Parallèlement à la distribution de fournitures, les agents sanitaires délivrent des informations et effectuent des démonstrations sur les mesures simples qui peuvent prévenir l'infection et la propagation de la maladie comme le lavage des mains avec du savon. 

« Cela permettra aux gens de savoir comment éviter la maladie et cela réduira le nombre de personnes infectées, » dit Frank Kashando, un Coordinateur sur le terrain de l'UNICEF qui supervise la distribution à Potenau,  « parce que toute personne qui dispose de connaissances les transmet à ceux qui ne sont pas informés. Et, au fil du temps, nous espérons que toute la population sera informée de façon à ce que nous puissions contenir cette épidémie pendant que le personnel médical se concentre sur ceux qui sont déjà malades. »

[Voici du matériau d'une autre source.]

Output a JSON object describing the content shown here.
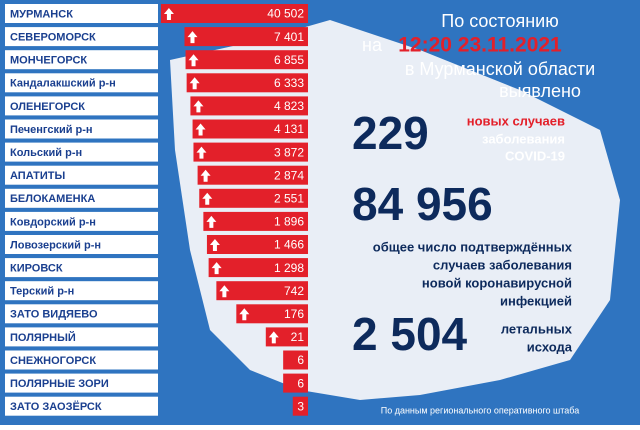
{
  "chart_data": {
    "type": "bar",
    "orientation": "horizontal",
    "log": true,
    "xlim": [
      1,
      50000
    ],
    "color": "#e3202a",
    "categories": [
      "МУРМАНСК",
      "СЕВЕРОМОРСК",
      "МОНЧЕГОРСК",
      "Кандалакшский р-н",
      "ОЛЕНЕГОРСК",
      "Печенгский р-н",
      "Кольский р-н",
      "АПАТИТЫ",
      "БЕЛОКАМЕНКА",
      "Ковдорский р-н",
      "Ловозерский р-н",
      "КИРОВСК",
      "Терский р-н",
      "ЗАТО ВИДЯЕВО",
      "ПОЛЯРНЫЙ",
      "СНЕЖНОГОРСК",
      "ПОЛЯРНЫЕ ЗОРИ",
      "ЗАТО ЗАОЗЁРСК"
    ],
    "values": [
      40502,
      7401,
      6855,
      6333,
      4823,
      4131,
      3872,
      2874,
      2551,
      1896,
      1466,
      1298,
      742,
      176,
      21,
      6,
      6,
      3
    ],
    "value_labels": [
      "40 502",
      "7 401",
      "6 855",
      "6 333",
      "4 823",
      "4 131",
      "3 872",
      "2 874",
      "2 551",
      "1 896",
      "1 466",
      "1 298",
      "742",
      "176",
      "21",
      "6",
      "6",
      "3"
    ]
  },
  "info": {
    "header": [
      "По состоянию",
      "на",
      "12:20 23.11.2021",
      "в Мурманской области",
      "выявлено"
    ],
    "new_cases": {
      "number": "229",
      "label_red": "новых случаев",
      "label": [
        "заболевания",
        "COVID-19"
      ]
    },
    "total": {
      "number": "84 956",
      "label": [
        "общее число подтверждённых",
        "случаев заболевания",
        "новой коронавирусной",
        "инфекцией"
      ]
    },
    "deaths": {
      "number": "2 504",
      "label": [
        "летальных",
        "исхода"
      ]
    },
    "source": "По данным регионального оперативного штаба"
  }
}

Baisse du taux de mortalité
Si l'infection provoquée par le choléra est prise à temps et que les malades reçoivent le traitement qui convient dans les dispensaires, la plupart d'entre eux se rétabliront. « Le nombre de cas augmente mais le taux de mortalité a en réalité un peu diminué ce qui montre que l'intervention a été assez efficace, » dit Nigel Fisher. Mais il prévient que de nouveaux cas de choléra et de décès risquent d’apparaître : « Franchement, nous nous sommes concentrés sur les secteurs où la contamination est élevée. Nous devons aller partout parce que, malheureusement, cela va se propager. »

 Cependant, grâce aux opérations communes et continues de ses partenaires – ainsi que grâce au travail des équipes médicales sur le terrain – l'UNICEF espère que cette épidémie sera rapidement jugulée et que davantage de décès pourront être évités.